A couple days ago when I went to the stable to see my horse, Cindy, the chicken vet for my instructor was visiting. I told her all about Woodia and his odd issues and asked how I could tell if he was a rooster. She said that with Americauna's it's as simple as "What color is his comb?" I said it is fire engine red and she said, "Yep, he's a rooster. A lame, cross-beak rooster. Sounds like a soup chicken to me!"
Although, honestly, after two rounds of antibiotics and all his health problems I don't even want to feed him to my dog. Plus, I've become kind of attached to him because he is my special needs chicken. I've put effort into keeping him alive for the last few months so it would feel really weird to turn around and kill him. Unless he was unable to survive on his own. Which is is perfectly happy except that he is probably not mating with the hens because he has a bum leg and can't catch them let alone jump on their backs and peck them in the neck with his cross beak.

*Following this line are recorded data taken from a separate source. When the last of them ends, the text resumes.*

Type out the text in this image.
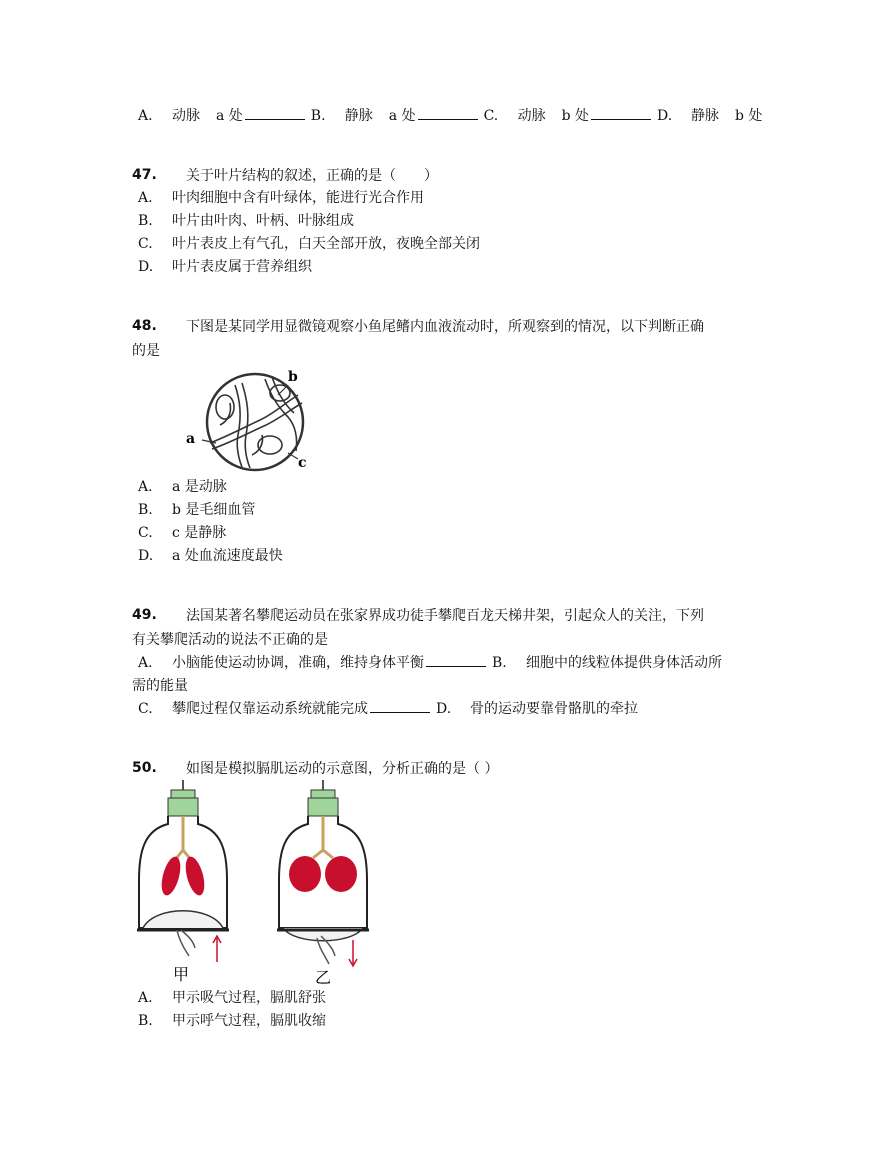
A. 动脉 a 处	B. 静脉 a 处	C. 动脉 b 处	D. 静脉 b 处
47. 关于叶片结构的叙述，正确的是（　　）
A. 叶肉细胞中含有叶绿体，能进行光合作用
B. 叶片由叶肉、叶柄、叶脉组成
C. 叶片表皮上有气孔，白天全部开放，夜晚全部关闭
D. 叶片表皮属于营养组织
48. 下图是某同学用显微镜观察小鱼尾鳍内血液流动时，所观察到的情况，以下判断正确
的是
b
a
c
A. a 是动脉
B. b 是毛细血管
C. c 是静脉
D. a 处血流速度最快
49. 法国某著名攀爬运动员在张家界成功徒手攀爬百龙天梯井架，引起众人的关注，下列
有关攀爬活动的说法不正确的是
A. 小脑能使运动协调，准确，维持身体平衡	B. 细胞中的线粒体提供身体活动所
需的能量
C. 攀爬过程仅靠运动系统就能完成	D. 骨的运动要靠骨骼肌的牵拉
50. 如图是模拟膈肌运动的示意图，分析正确的是（ ）
甲	乙
A. 甲示吸气过程，膈肌舒张
B. 甲示呼气过程，膈肌收缩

My daughter had a sleepover last night - or at least half of the night that turned into a fiasco for me so I am exhausted today. Her friend was very scared and didn't really go to bed until 10:30 or 11pm. Then I had trouble sleeping and her friend woke up and wanted to go home at 4:30am. I've been a little out of it all day and luckily had nothing I had to do so there was lots of lounging.

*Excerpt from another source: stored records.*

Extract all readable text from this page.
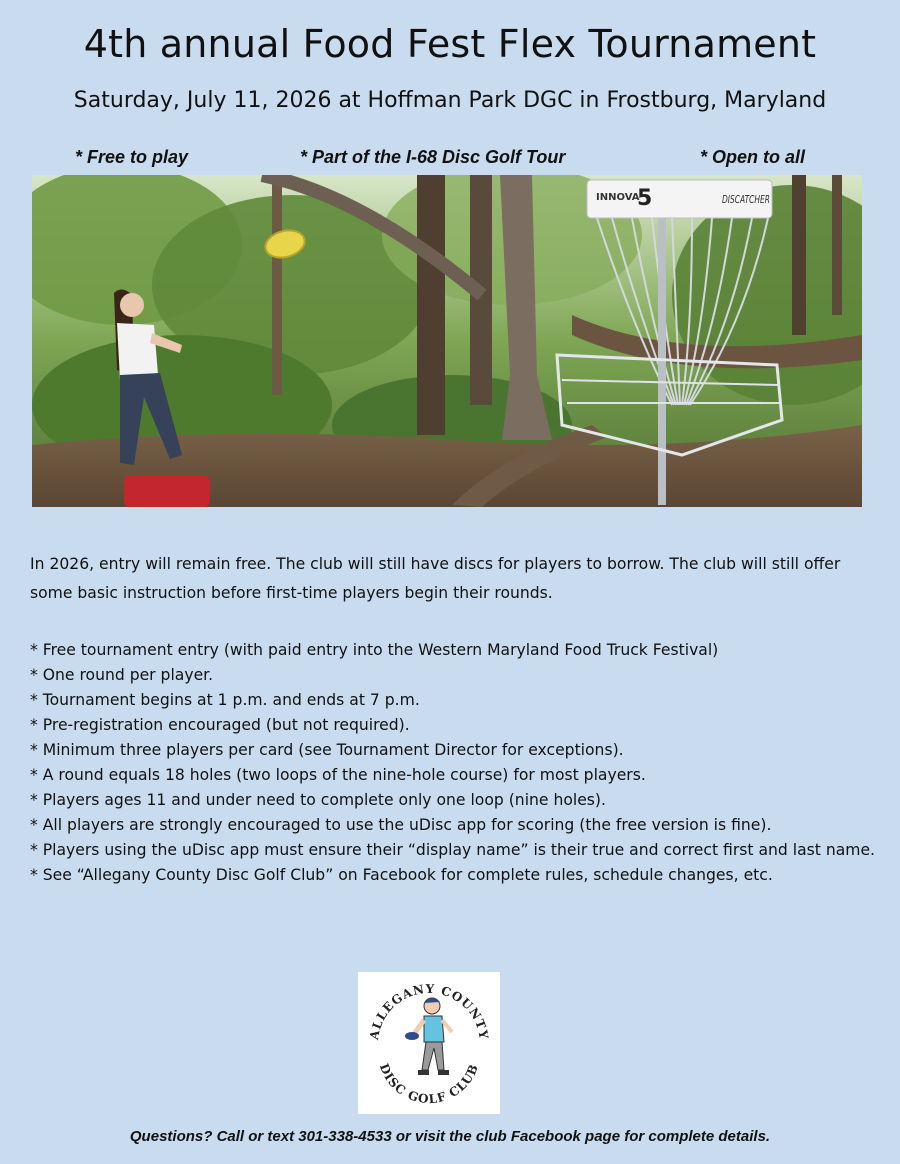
4th annual Food Fest Flex Tournament

Saturday, July 11, 2026 at Hoffman Park DGC in Frostburg, Maryland

* Free to play	* Part of the I-68 Disc Golf Tour	* Open to all
INNOVA
5	DISCATCHER

In 2026, entry will remain free. The club will still have discs for players to borrow. The club will still offer some basic instruction before first-time players begin their rounds.

* Free tournament entry (with paid entry into the Western Maryland Food Truck Festival)
* One round per player.
* Tournament begins at 1 p.m. and ends at 7 p.m.
* Pre-registration encouraged (but not required).
* Minimum three players per card (see Tournament Director for exceptions).
* A round equals 18 holes (two loops of the nine-hole course) for most players.
* Players ages 11 and under need to complete only one loop (nine holes).
* All players are strongly encouraged to use the uDisc app for scoring (the free version is fine).
* Players using the uDisc app must ensure their “display name” is their true and correct first and last name.
* See “Allegany County Disc Golf Club” on Facebook for complete rules, schedule changes, etc.
ALLEGANY COUNTY
DISC GOLF CLUB
Questions? Call or text 301-338-4533 or visit the club Facebook page for complete details.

The other day I was bemoaning that I don't see how I will ever get to have a job working with horses. I had applied for a job as a working student for a dressage trainer and had a phone interview then was to go out and meet with her but I decided there was no way I could commute to Monroe every day. And I think it was way out of my league. I was feeling really frustrated that I would never find anything I could do that would be working with horses and my friend Lisa told me about an organization that you can become certified as a riding instructor and that her friend who owns a horse farm where little kids take lessons and go to camp (and my daughter is going to camp there this summer) will be looking for new instructors come fall. So, I'm excited that I now have an actual attainable goal to work toward where not only could I work with horses but also with little kids - another thing I have a lot of experience with and am good at. It is such an awesome idea and I would've thought of it myself if I had the confidence that I could teach beginning riding to young children. We'll see after I look into what it takes to get certified but with my years of English lessons as a kid and my almost two years now as an adult surely I could be certified on a very basic beginner level. So, yay Lisa!